The meaning of “full and satisfactory” has been discussed in a number of Court of Appeal decisions. One such decision was Karambelas -v- Zaknic (No 2) [2014] NSWCA 433 (15 December 2014) where Meagher JA stated at paragraphs 16 and 17 of his judgment:

  1. An explanation is “full and satisfactory” within s 66(2) if it satisfies two requirements. First, it must include a full account of the conduct, including the actions, knowledge and belief of the claimant, from the date of the accident until “the date of providing the explanation”. In the case of a late claim under s 73(1) that is the date on which the explanation is first provided. Secondly, the explanation must be such that a reasonable person in the position of the claimant “would have been justified in experiencing the same delay”. The delay is the period during which the claimant was late in making his or her claim; a period commencing six months after the date of the motor accident and continuing until the claim is first made by giving notice to the third-party insurer. This summary of the position accords with the observations of this Court in Nominal Defendant v Browne [2013] NSWCA 197; 64 MVR 214 at [15] – [16] (Basten JA, Barrett and Gleeson JJA agreeing) as to the application of the definition in s 66(2) to the circumstances of a late claim, and is not inconsistent with the decision in Mancini v Thompson [2002] NSWCA 38, which makes clear that the focus of the “full” account is on the period of delay to be explained: at [46] – [47] per Rolfe AJA, Beazley and Stein JJA agreeing.
  2. The concept of a satisfactory explanation in s 66(2) requires the making of an evaluative judgment or assessment as to whether, by reference to an objective standard and given the claimant’s position, the delay which occurred was reasonably justifiable. The precise question that arises under s 73(7) is whether the Court is satisfied that the claimant “has a full and satisfactory explanation”. The use of the present tense makes plain that the Court is not restricted to a consideration of the explanation which was provided “in the first instance”. However, the position remains that the explanation is directed to the delay which occurred to the time when the claim was made.
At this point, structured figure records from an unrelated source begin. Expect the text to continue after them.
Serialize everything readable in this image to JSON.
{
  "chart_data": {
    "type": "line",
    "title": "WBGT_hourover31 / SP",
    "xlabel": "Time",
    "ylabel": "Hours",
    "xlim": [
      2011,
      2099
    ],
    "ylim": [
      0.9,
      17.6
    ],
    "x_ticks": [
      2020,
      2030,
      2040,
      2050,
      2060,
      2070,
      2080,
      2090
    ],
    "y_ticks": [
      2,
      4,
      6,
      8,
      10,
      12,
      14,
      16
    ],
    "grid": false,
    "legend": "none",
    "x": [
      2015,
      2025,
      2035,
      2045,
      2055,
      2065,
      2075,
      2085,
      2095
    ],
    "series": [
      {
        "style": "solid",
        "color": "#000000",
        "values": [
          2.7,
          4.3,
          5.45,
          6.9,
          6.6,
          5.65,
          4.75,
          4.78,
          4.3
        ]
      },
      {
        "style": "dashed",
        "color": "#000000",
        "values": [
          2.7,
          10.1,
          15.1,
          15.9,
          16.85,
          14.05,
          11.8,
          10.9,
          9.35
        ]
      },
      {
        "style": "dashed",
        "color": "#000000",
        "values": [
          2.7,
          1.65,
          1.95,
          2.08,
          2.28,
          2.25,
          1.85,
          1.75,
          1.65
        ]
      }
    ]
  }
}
The ‘fullness’ of an explanation is rarely a difficult issue to address unless the claimant’s memory is very poor or documents relating to the accident and any advice provided have not been kept.  The ‘reasonableness’ of a claimant’s explanation is the more contentious issue because the assessment of ‘reasonableness’ involves a discretionary judgment. McHugh J stated in Russo –v- Aiello [2003] HCA 53 at paragraph 27,

A ‘full and satisfactory explanation’ for delay is an intellectual construct involving a value judgement, a judgement on which reasonable persons may have widely differing views. It is therefore properly described as a discretionary judgement.
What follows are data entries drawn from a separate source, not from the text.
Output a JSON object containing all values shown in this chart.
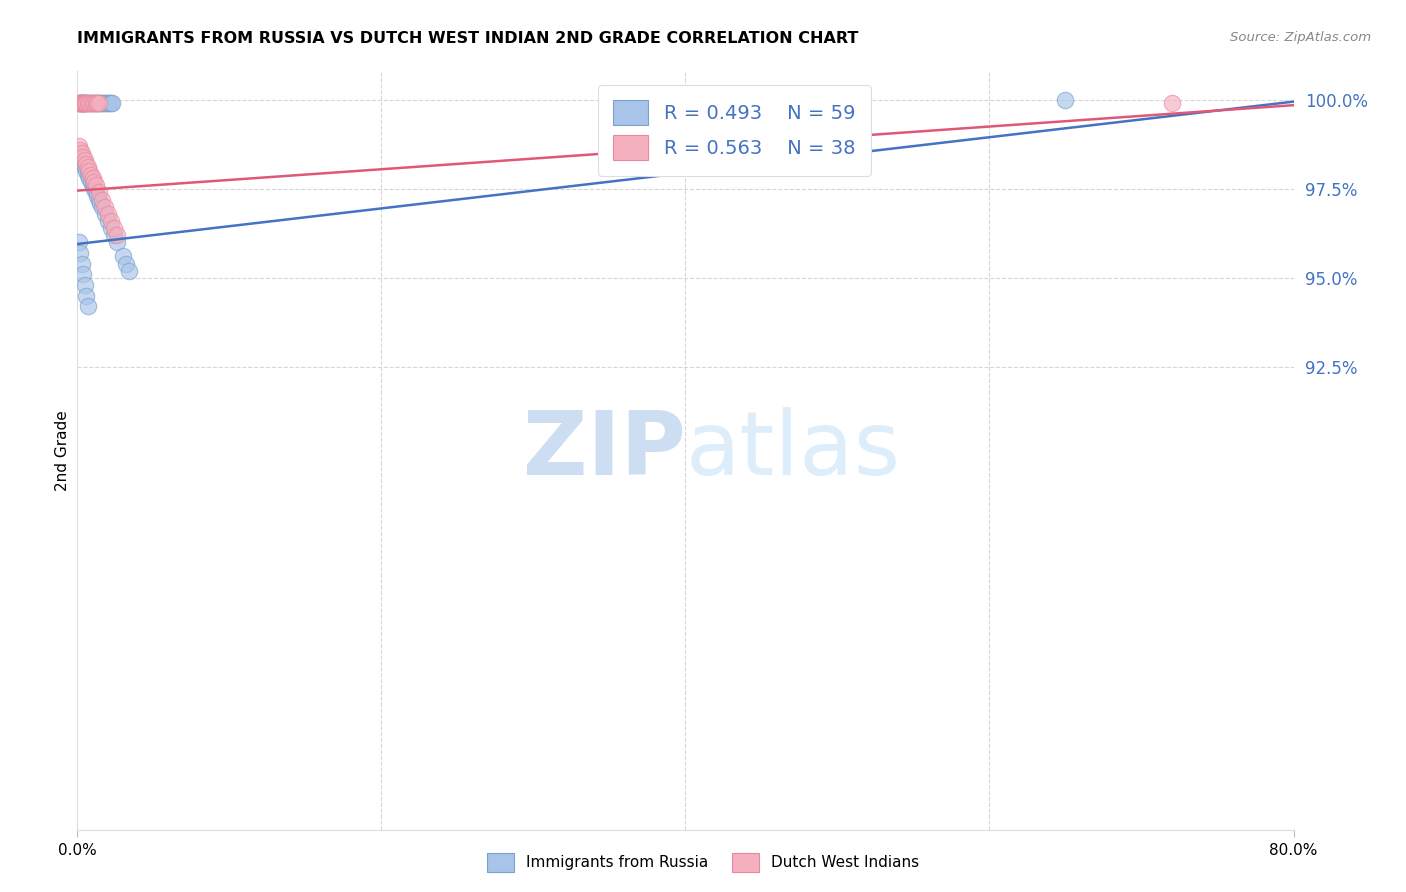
{
  "title": "IMMIGRANTS FROM RUSSIA VS DUTCH WEST INDIAN 2ND GRADE CORRELATION CHART",
  "source": "Source: ZipAtlas.com",
  "ylabel": "2nd Grade",
  "xlim": [
    0.0,
    0.8
  ],
  "ylim": [
    0.795,
    1.008
  ],
  "legend_blue_r": "R = 0.493",
  "legend_blue_n": "N = 59",
  "legend_pink_r": "R = 0.563",
  "legend_pink_n": "N = 38",
  "blue_color": "#a8c4e8",
  "pink_color": "#f4b0be",
  "blue_edge_color": "#7aa0cc",
  "pink_edge_color": "#e888a0",
  "blue_line_color": "#4472c4",
  "pink_line_color": "#e05878",
  "ytick_vals": [
    1.0,
    0.975,
    0.95,
    0.925
  ],
  "ytick_labels": [
    "100.0%",
    "97.5%",
    "95.0%",
    "92.5%"
  ],
  "ytick_color": "#4472c4",
  "grid_color": "#cccccc",
  "blue_x": [
    0.001,
    0.002,
    0.002,
    0.003,
    0.003,
    0.004,
    0.004,
    0.005,
    0.005,
    0.006,
    0.007,
    0.008,
    0.009,
    0.01,
    0.011,
    0.012,
    0.013,
    0.014,
    0.015,
    0.016,
    0.017,
    0.018,
    0.019,
    0.02,
    0.021,
    0.022,
    0.023,
    0.001,
    0.002,
    0.003,
    0.004,
    0.005,
    0.006,
    0.007,
    0.008,
    0.009,
    0.01,
    0.011,
    0.012,
    0.013,
    0.014,
    0.015,
    0.016,
    0.018,
    0.02,
    0.022,
    0.024,
    0.026,
    0.03,
    0.032,
    0.034,
    0.001,
    0.002,
    0.003,
    0.004,
    0.005,
    0.006,
    0.007,
    0.65
  ],
  "blue_y": [
    0.999,
    0.999,
    0.999,
    0.999,
    0.999,
    0.999,
    0.999,
    0.999,
    0.999,
    0.999,
    0.999,
    0.999,
    0.999,
    0.999,
    0.999,
    0.999,
    0.999,
    0.999,
    0.999,
    0.999,
    0.999,
    0.999,
    0.999,
    0.999,
    0.999,
    0.999,
    0.999,
    0.985,
    0.984,
    0.983,
    0.982,
    0.981,
    0.98,
    0.979,
    0.978,
    0.977,
    0.976,
    0.975,
    0.974,
    0.973,
    0.972,
    0.971,
    0.97,
    0.968,
    0.966,
    0.964,
    0.962,
    0.96,
    0.956,
    0.954,
    0.952,
    0.96,
    0.957,
    0.954,
    0.951,
    0.948,
    0.945,
    0.942,
    1.0
  ],
  "pink_x": [
    0.001,
    0.002,
    0.002,
    0.003,
    0.003,
    0.004,
    0.004,
    0.005,
    0.005,
    0.006,
    0.007,
    0.008,
    0.009,
    0.01,
    0.011,
    0.012,
    0.013,
    0.014,
    0.001,
    0.002,
    0.003,
    0.004,
    0.005,
    0.006,
    0.007,
    0.008,
    0.009,
    0.01,
    0.011,
    0.012,
    0.014,
    0.016,
    0.018,
    0.02,
    0.022,
    0.024,
    0.026,
    0.72
  ],
  "pink_y": [
    0.999,
    0.999,
    0.999,
    0.999,
    0.999,
    0.999,
    0.999,
    0.999,
    0.999,
    0.999,
    0.999,
    0.999,
    0.999,
    0.999,
    0.999,
    0.999,
    0.999,
    0.999,
    0.987,
    0.986,
    0.985,
    0.984,
    0.983,
    0.982,
    0.981,
    0.98,
    0.979,
    0.978,
    0.977,
    0.976,
    0.974,
    0.972,
    0.97,
    0.968,
    0.966,
    0.964,
    0.962,
    0.999
  ]
}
The ‘reasonable’ person is generally not entitled to sit on their hands. Ignorance is a legitimate excuse, but one that will only carry so far, and a claimant would be well advised to obtain legal advice at an early stage. There are decisions to the effect that a ‘reasonable’ person will seek legal advice in relation to their compensation entitlements, even where they are ignorant of their rights and receiving workers compensation benefits in relation to the same accident (see for example Figliuzzi -v- Yonan [2005] NSWCA 290).